- Theatrical Poster
- Directed by: İnan Temelkuran
- Written by: İnan Temelkuran
- Produced by: İnan Temelkuran
- Starring: Öner Erkan; Damla Sönmez; Nazlı Gonca Vuslateri; Selen Uçer; Erkan Bektaş; Kadir Çermik;
- Cinematography: Enrique Santiago Silguero
- Edited by: Erkan Tekemen
- Music by: Harun Iyicil; Ferit Özgüner;
- Distributed by: Tiglon, Filmpot
- Release date: 13 November 2009;
- Running time: 92 minutes
- Country: Turkey
- Language: Turkish

= Bornova Bornova =

Bornova Bornova is a 2009 Turkish drama film, written, produced and directed by İnan Temelkuran, depicting a day in the lives of three young men from the same neighborhood in İzmir's Bornova district.
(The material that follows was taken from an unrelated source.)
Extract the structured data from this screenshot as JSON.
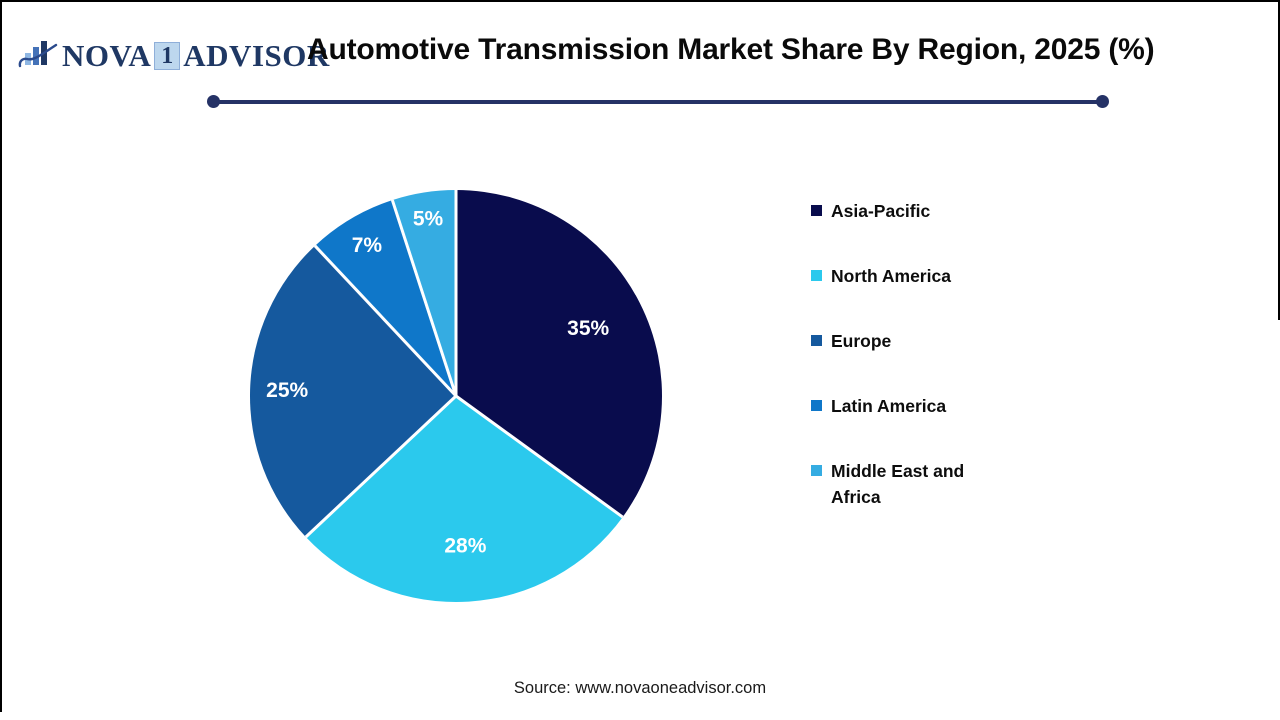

The film, which went on nationwide general release across Turkey on , won several awards, including the Golden Orange and Turkish Film Critics Association awards for Best Film, at the 46th Antalya "Golden Orange" International Film Festival.

==Plot==
One day in the lives of three young men from the same neighborhood in İzmir's Bornova district. Hakan (Öner Erkan) is a young man who spends his entire day in front of the neighborhood's grocery shop with Salih (Kadir Çermik), thinking, “If we were just given the chance…” Salih, the neighborhood's psychopathic rogue, is like an older brother to Hakan, who has just returned home after completing his mandatory military service. Hakan does not have a job, but he plans to become a taxi driver to be able to realize all he wants in this life: to earn just enough money to be able to decently look after a small family and to marry the girl he secretly adores. Salih is the only person who listens to Hakan and gives him advice. Although Salih has grown up in a respectable, educated family, he's involved in every kind of illegal business in the neighborhood. Everybody in the neighborhood is scared of him, including high school student Özlem (Damla Sönmez). Hakan is crazy about Özlem, but he never had the courage to talk to her in person. In the meantime, Murat (Erkan Bektaş), Salih's childhood friend and a doctoral student in philosophy, makes a living through writing erotic fantasies. He tells Hakan about an erotic fantasy that he wrote based on an event involving Salih and Özlem. Disappointed and confused, Hakan heads toward Özlem's house to learn about the whole thing.